Ma se in Italia, e alla fin fine anche in Francia, la Massoneria non amava la “sovversione” o l’estremismo rivoluzionario (nel suo Robespierre politique et mystique - pubblicato in italiano da Garzanti nel 1999 – Henri Guillemin avalla i “si dice” di una possibile iniziazione muratoria dell’“Incorruttibile”, ma è un dato di fatto che la stragrande maggioranza dei Massoni d’oltralpe ha sostenuto storicamente posizioni conciliatorie e in qualche occasione persino “bloccarde”), si può senz’altro affermare che sul piano delle tematiche di studio e dei codici linguistici l’“età delle rivoluzioni” ha segnato profondamente la memoria e i percorsi storici delle Massonerie latine.

L’attenzione al sociale come dimensione dominante la vita massonica, il “libero pensiero” come spregiudicatezza intellettuale, la polemica verbale si ritrovano infatti ancor oggi, troppo spesso, in titoli e contenuti di molte “Tavole di Loggia” di quelle Massonerie, laddove nell’area tedesca dominano le preoccupazioni filosofiche, simboliche, artistiche, e in quella angloamericana regna una visione civico-umanitaria e assistenziale dell’Ordine e dei Corpi Massonici alleati.

Certo, le vicende storiche nelle tre aree di cui sopra sono state molto diverse (Inghilterra e America hanno conosciuto solo le primizie dell’età rivoluzionaria, e nel mondo germanico i moti rivoluzionari furono spesso percepiti come minacce disgregative rivolte a una civiltà che – diversamente da quella italica – aveva un’organicità storica piuttosto rassicurante), ma non si può escludere che il potente filtro storico-culturale al quale ci stiamo riferendo sia stato capace di portare alla luce e rinsaldare tratti in qualche modo costitutivi di questo o quel “genio” massonico nazionale.

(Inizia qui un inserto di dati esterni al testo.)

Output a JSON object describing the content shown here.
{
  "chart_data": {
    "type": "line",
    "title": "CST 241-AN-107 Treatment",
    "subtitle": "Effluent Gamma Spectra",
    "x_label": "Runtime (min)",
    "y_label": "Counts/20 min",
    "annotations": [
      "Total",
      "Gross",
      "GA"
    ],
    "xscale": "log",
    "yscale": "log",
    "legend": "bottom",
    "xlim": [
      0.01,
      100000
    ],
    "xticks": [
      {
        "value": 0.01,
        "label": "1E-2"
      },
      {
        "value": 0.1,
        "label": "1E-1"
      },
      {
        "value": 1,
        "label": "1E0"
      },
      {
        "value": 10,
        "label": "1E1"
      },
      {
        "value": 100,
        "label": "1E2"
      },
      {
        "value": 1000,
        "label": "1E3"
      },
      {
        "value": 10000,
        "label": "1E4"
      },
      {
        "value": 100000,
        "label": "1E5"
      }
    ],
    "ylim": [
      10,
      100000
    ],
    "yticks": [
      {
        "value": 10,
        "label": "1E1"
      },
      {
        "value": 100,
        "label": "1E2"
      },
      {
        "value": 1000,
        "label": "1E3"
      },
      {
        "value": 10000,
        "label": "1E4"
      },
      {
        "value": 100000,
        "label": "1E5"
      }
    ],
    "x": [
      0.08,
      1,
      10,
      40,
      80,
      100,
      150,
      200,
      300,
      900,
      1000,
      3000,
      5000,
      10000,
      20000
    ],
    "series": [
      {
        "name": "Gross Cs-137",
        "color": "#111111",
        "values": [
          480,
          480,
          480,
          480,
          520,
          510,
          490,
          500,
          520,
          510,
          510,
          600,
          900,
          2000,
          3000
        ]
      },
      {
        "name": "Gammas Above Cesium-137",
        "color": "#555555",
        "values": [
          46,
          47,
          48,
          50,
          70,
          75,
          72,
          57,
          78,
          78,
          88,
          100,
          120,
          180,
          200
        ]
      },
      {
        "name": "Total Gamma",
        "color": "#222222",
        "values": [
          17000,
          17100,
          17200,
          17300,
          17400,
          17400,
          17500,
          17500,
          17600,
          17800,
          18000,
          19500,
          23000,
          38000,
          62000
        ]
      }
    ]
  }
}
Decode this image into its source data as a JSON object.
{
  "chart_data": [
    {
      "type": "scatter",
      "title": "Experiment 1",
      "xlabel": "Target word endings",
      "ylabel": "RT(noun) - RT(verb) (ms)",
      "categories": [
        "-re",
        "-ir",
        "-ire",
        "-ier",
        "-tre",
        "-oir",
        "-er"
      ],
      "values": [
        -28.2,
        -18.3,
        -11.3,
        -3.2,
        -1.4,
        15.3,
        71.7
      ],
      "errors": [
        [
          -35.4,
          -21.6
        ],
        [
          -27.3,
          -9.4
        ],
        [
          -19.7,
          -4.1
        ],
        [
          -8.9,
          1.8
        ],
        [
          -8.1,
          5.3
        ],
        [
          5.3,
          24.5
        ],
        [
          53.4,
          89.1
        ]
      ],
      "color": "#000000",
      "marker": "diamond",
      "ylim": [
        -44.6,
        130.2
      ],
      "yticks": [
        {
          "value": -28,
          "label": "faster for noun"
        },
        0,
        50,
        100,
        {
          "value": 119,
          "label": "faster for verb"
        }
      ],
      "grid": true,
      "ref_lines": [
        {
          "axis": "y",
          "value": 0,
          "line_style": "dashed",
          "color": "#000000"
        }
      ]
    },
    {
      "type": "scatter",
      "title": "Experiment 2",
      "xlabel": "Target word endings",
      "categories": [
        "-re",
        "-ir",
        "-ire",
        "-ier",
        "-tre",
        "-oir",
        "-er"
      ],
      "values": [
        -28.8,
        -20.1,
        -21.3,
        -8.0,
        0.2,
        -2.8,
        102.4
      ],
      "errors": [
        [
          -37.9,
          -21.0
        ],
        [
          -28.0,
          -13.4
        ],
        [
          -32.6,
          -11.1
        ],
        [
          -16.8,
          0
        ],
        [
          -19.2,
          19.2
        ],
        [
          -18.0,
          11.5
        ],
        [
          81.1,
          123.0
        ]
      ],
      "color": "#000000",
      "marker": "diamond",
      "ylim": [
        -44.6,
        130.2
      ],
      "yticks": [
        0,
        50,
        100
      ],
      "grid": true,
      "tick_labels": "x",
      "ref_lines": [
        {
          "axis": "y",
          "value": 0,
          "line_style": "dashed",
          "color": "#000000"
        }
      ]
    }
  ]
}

Un interrogativo conclusivo: qual deve essere la posizione di una Massoneria autentica rispetto alla forbice socioculturale che ha diviso la storia massonica mondiale? Forse, quella di assumere in sé tanto i tratti iniziatici tradizionali del ceppo anglosassone, quanto - dopo averli depurati da qualsiasi faziosità o demagogia - quelli socialmente orientati del ceppo latino, ritenendo che la forbice di cui ho parlato sopra abbia costituito - come tutte le “crisi” individuali e sociali, d’altronde - un’opportunità di integrazione e di perfezionamento del carattere massonico. In continuità, peraltro, con l’eredità tradizionale dell’Ordine: non erano forse le Corporazioni, le Gilde medievali i luoghi in cui, contemporaneamente, si trasmettevano i “segreti” e le leggende delle Arti e si dava corpo ad una organica solidarietà sodale, paradigmatica per tutto l’edificio sociale ?

Quel che potremmo lamentare è proprio l’insufficiente saldatura, che si rileva ancor oggi a distanza di due secoli, tra istanza iniziatico-morale e istanza sociale in tanta parte del panorama massonico mondiale.

Convinta che i codici simbolici tradizionali restino imprescindibili, ma altresì interessata più alla giustizia sociale che alla beneficenza, una Massoneria vitale deve guardare a un avvenire in cui l’Arte Muratoria diventi - o torni ad essere - la felice configurazione delle sue due antiche e sempre attuali attitudini.


pubblicato su Le Tavole del 2001 (Circolo di Corrispondenza della Loggia Quatuor Coronati n. 1166, Perugia 2002), pp. 121-122 (revisione a cura dell’A.)